The first day’s attendance at the exposition exceeded the records of all previous great American expositions on their opening day. Two hours after the gates had opened to admit the first person, there had been 180,000 admissions to the grounds, and there remained great crowds in the lines to pass through the turnstiles. On the first day of the Chicago World’s Fair there were 137,557 admissions, and at St. Louis, in 1904, there were 178,453 admissions on the opening day.
The telegraph key touched by President Wilson was studded with gold nuggets. It was the same key that President Taft used to open the Alaska-Yukon Exposition. The ceremony was held in the East Room of the White House.
As seen from the hills of San Francisco, the exposition presents a great parti-colored area, perhaps best described as resembling a giant Persian rug of soft, melting tones. The roofs of the palaces are a reddish pink, the color of Spanish tile; the domes are green, and gold and blue are set within the recesses of the towers. The general color plan is a faint ivory, the color of travertine stone.

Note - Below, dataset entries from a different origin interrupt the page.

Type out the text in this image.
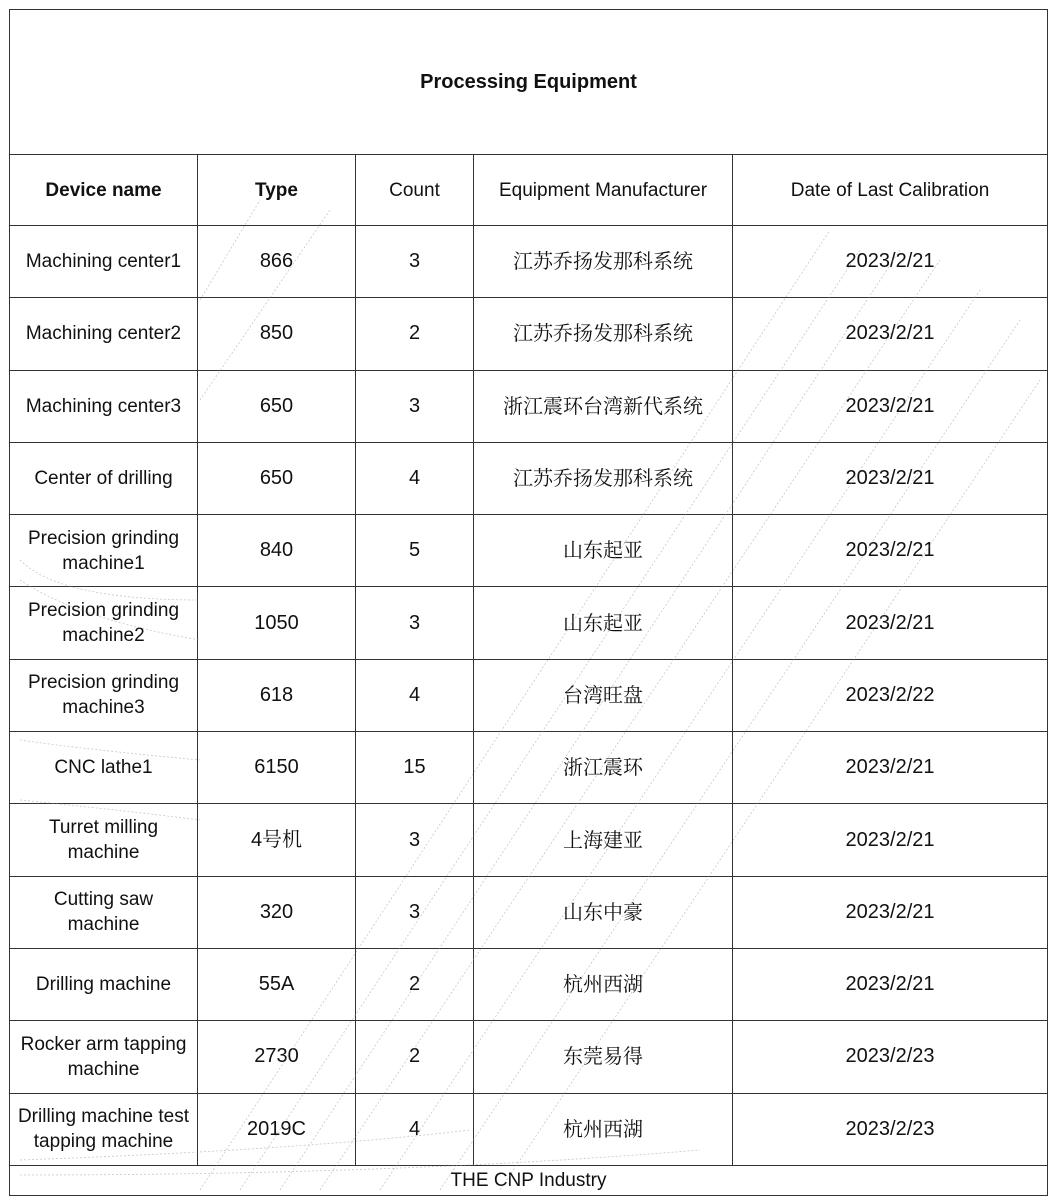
Processing Equipment				
Device name	Type	Count	Equipment Manufacturer	Date of Last Calibration
Machining center1	866	3	江苏乔扬发那科系统	2023/2/21
Machining center2	850	2	江苏乔扬发那科系统	2023/2/21
Machining center3	650	3	浙江震环台湾新代系统	2023/2/21
Center of drilling	650	4	江苏乔扬发那科系统	2023/2/21
Precision grinding machine1	840	5	山东起亚	2023/2/21
Precision grinding machine2	1050	3	山东起亚	2023/2/21
Precision grinding machine3	618	4	台湾旺盘	2023/2/22
CNC lathe1	6150	15	浙江震环	2023/2/21
Turret milling machine	4号机	3	上海建亚	2023/2/21
Cutting saw machine	320	3	山东中豪	2023/2/21
Drilling machine	55A	2	杭州西湖	2023/2/21
Rocker arm tapping machine	2730	2	东莞易得	2023/2/23
Drilling machine test tapping machine	2019C	4	杭州西湖	2023/2/23
THE CNP Industry				
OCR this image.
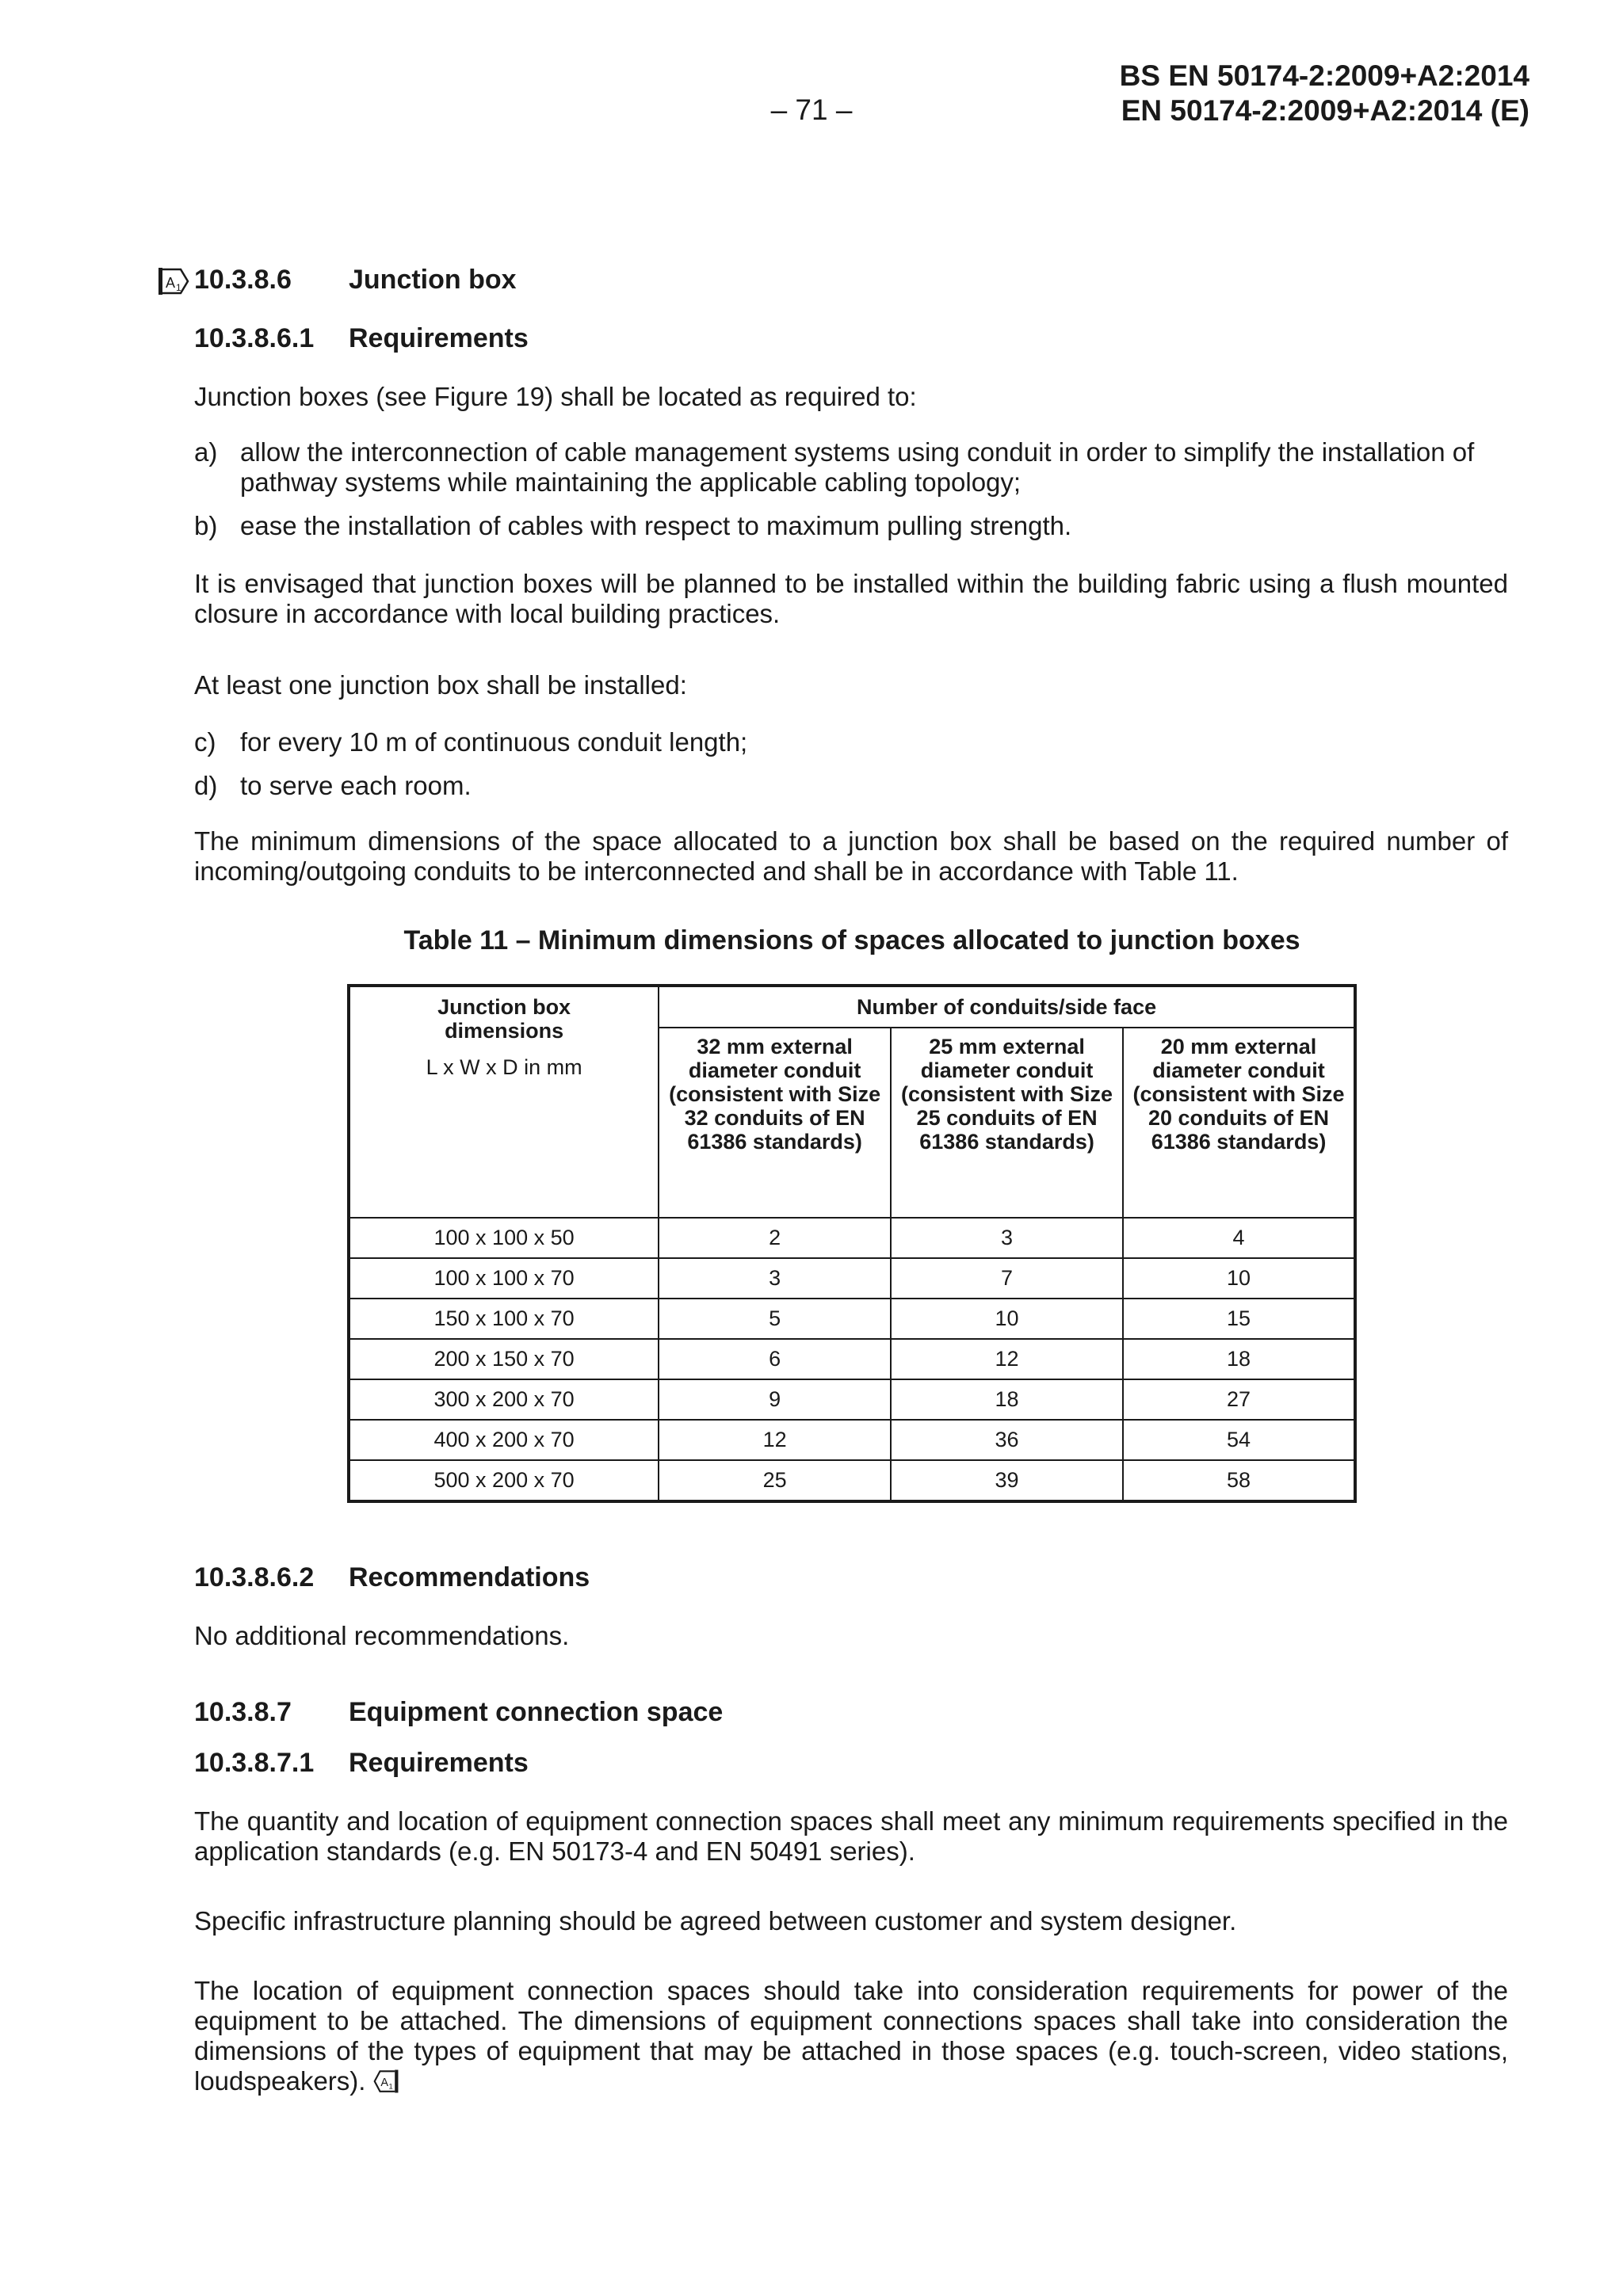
– 71 –
BS EN 50174-2:2009+A2:2014
EN 50174-2:2009+A2:2014 (E)
A 1 10.3.8.6 Junction box
10.3.8.6.1 Requirements
Junction boxes (see Figure 19) shall be located as required to:
a) allow the interconnection of cable management systems using conduit in order to simplify the installation of pathway systems while maintaining the applicable cabling topology;
b) ease the installation of cables with respect to maximum pulling strength.
It is envisaged that junction boxes will be planned to be installed within the building fabric using a flush mounted closure in accordance with local building practices.
At least one junction box shall be installed:
c) for every 10 m of continuous conduit length;
d) to serve each room.
The minimum dimensions of the space allocated to a junction box shall be based on the required number of incoming/outgoing conduits to be interconnected and shall be in accordance with Table 11.
Table 11 – Minimum dimensions of spaces allocated to junction boxes
Junction box dimensions
L x W x D in mm	Number of conduits/side face		
	32 mm external diameter conduit (consistent with Size 32 conduits of EN 61386 standards)	25 mm external diameter conduit (consistent with Size 25 conduits of EN 61386 standards)	20 mm external diameter conduit (consistent with Size 20 conduits of EN 61386 standards)
100 x 100 x 50	2	3	4
100 x 100 x 70	3	7	10
150 x 100 x 70	5	10	15
200 x 150 x 70	6	12	18
300 x 200 x 70	9	18	27
400 x 200 x 70	12	36	54
500 x 200 x 70	25	39	58
10.3.8.6.2 Recommendations
No additional recommendations.
10.3.8.7 Equipment connection space
10.3.8.7.1 Requirements
The quantity and location of equipment connection spaces shall meet any minimum requirements specified in the application standards (e.g. EN 50173-4 and EN 50491 series).
Specific infrastructure planning should be agreed between customer and system designer.
The location of equipment connection spaces should take into consideration requirements for power of the equipment to be attached. The dimensions of equipment connections spaces shall take into consideration the dimensions of the types of equipment that may be attached in those spaces (e.g. touch-screen, video stations, loudspeakers). A 1
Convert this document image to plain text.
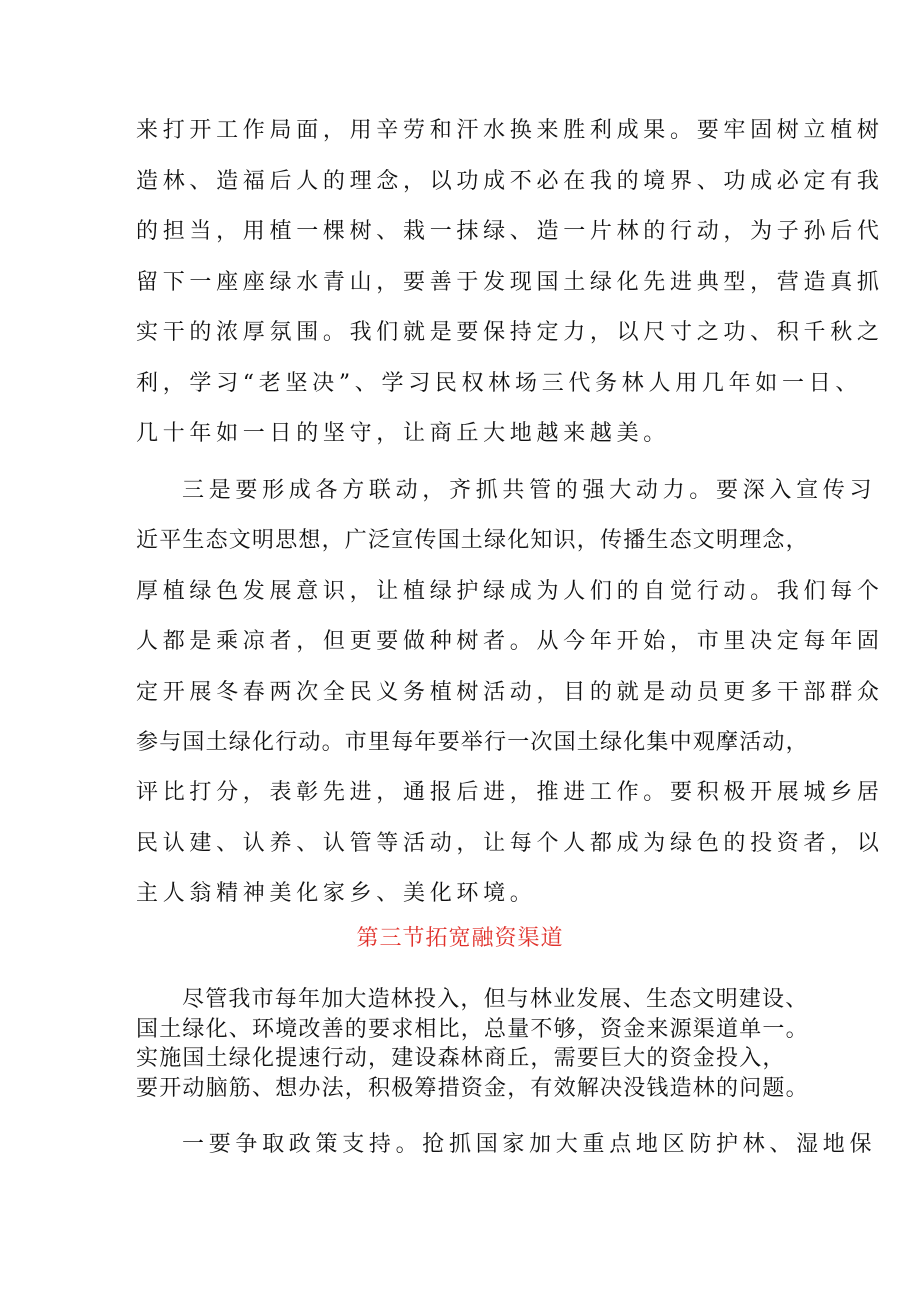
来打开工作局面，用辛劳和汗水换来胜利成果。要牢固树立植树
造林、造福后人的理念，以功成不必在我的境界、功成必定有我
的担当，用植一棵树、栽一抹绿、造一片林的行动，为子孙后代
留下一座座绿水青山，要善于发现国土绿化先进典型，营造真抓
实干的浓厚氛围。我们就是要保持定力，以尺寸之功、积千秋之
利，学习“老坚决”、学习民权林场三代务林人用几年如一日、
几十年如一日的坚守，让商丘大地越来越美。
三是要形成各方联动，齐抓共管的强大动力。要深入宣传习
近平生态文明思想，广泛宣传国土绿化知识，传播生态文明理念，
厚植绿色发展意识，让植绿护绿成为人们的自觉行动。我们每个
人都是乘凉者，但更要做种树者。从今年开始，市里决定每年固
定开展冬春两次全民义务植树活动，目的就是动员更多干部群众
参与国土绿化行动。市里每年要举行一次国土绿化集中观摩活动，
评比打分，表彰先进，通报后进，推进工作。要积极开展城乡居
民认建、认养、认管等活动，让每个人都成为绿色的投资者，以
主人翁精神美化家乡、美化环境。
第三节拓宽融资渠道
尽管我市每年加大造林投入，但与林业发展、生态文明建设、
国土绿化、环境改善的要求相比，总量不够，资金来源渠道单一。
实施国土绿化提速行动，建设森林商丘，需要巨大的资金投入，
要开动脑筋、想办法，积极筹措资金，有效解决没钱造林的问题。
一要争取政策支持。抢抓国家加大重点地区防护林、湿地保
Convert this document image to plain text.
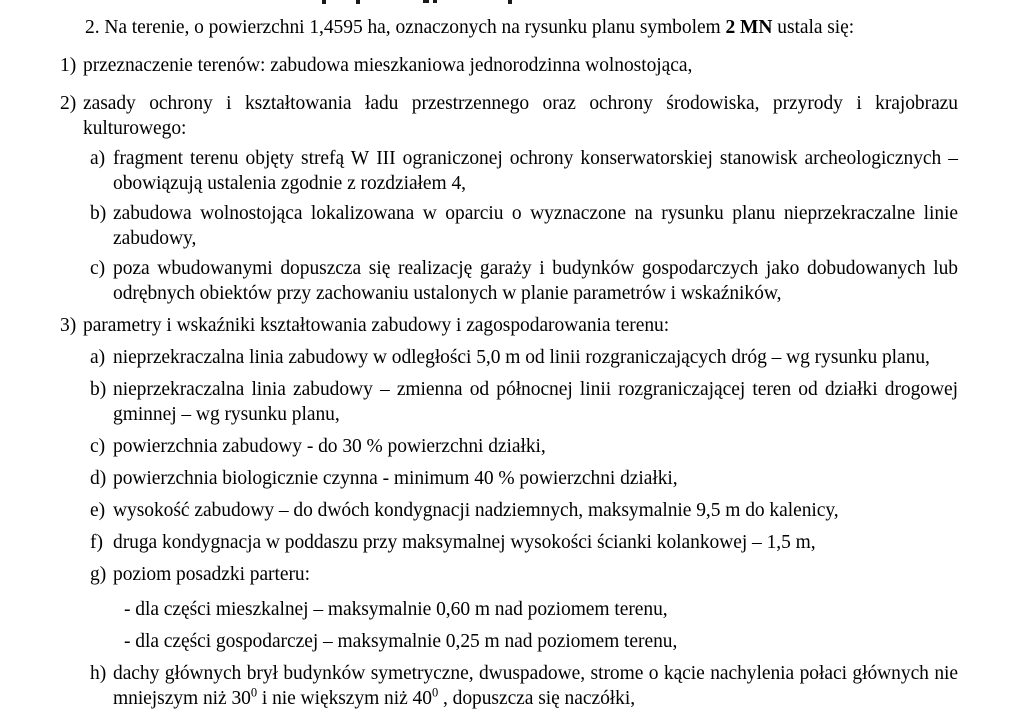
2. Na terenie, o powierzchni 1,4595 ha, oznaczonych na rysunku planu symbolem 2 MN ustala się:

1) przeznaczenie terenów: zabudowa mieszkaniowa jednorodzinna wolnostojąca,
2) zasady ochrony i kształtowania ładu przestrzennego oraz ochrony środowiska, przyrody i krajobrazu
kulturowego:
a) fragment terenu objęty strefą W III ograniczonej ochrony konserwatorskiej stanowisk archeologicznych –
obowiązują ustalenia zgodnie z rozdziałem 4,
b) zabudowa wolnostojąca lokalizowana w oparciu o wyznaczone na rysunku planu nieprzekraczalne linie
zabudowy,
c) poza wbudowanymi dopuszcza się realizację garaży i budynków gospodarczych jako dobudowanych lub
odrębnych obiektów przy zachowaniu ustalonych w planie parametrów i wskaźników,
3) parametry i wskaźniki kształtowania zabudowy i zagospodarowania terenu:
a) nieprzekraczalna linia zabudowy w odległości 5,0 m od linii rozgraniczających dróg – wg rysunku planu,
b) nieprzekraczalna linia zabudowy – zmienna od północnej linii rozgraniczającej teren od działki drogowej
gminnej – wg rysunku planu,
c) powierzchnia zabudowy - do 30 % powierzchni działki,
d) powierzchnia biologicznie czynna - minimum 40 % powierzchni działki,
e) wysokość zabudowy – do dwóch kondygnacji nadziemnych, maksymalnie 9,5 m do kalenicy,
f) druga kondygnacja w poddaszu przy maksymalnej wysokości ścianki kolankowej – 1,5 m,
g) poziom posadzki parteru:
- dla części mieszkalnej – maksymalnie 0,60 m nad poziomem terenu,
- dla części gospodarczej – maksymalnie 0,25 m nad poziomem terenu,
h) dachy głównych brył budynków symetryczne, dwuspadowe, strome o kącie nachylenia połaci głównych nie
mniejszym niż $30^0$ i nie większym niż $40^0$ , dopuszcza się naczółki,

It was a new field, this painting an entire city with the colors of the rainbow. Expositions of the past had been “White Cities,” with the exception of slight uses of color in the last two, but the directors of the Panama-Pacific International Exposition wanted a “Rainbow City,” whose colors would provide a splendid feature.
Cost of Panama-Pacific Exposition, $50,000,000.
Cost of World’s Columbia Exposition in Chicago in 1893, $33,000,000.
Attendance on opening day of San Francisco Fair, nearly 400,000.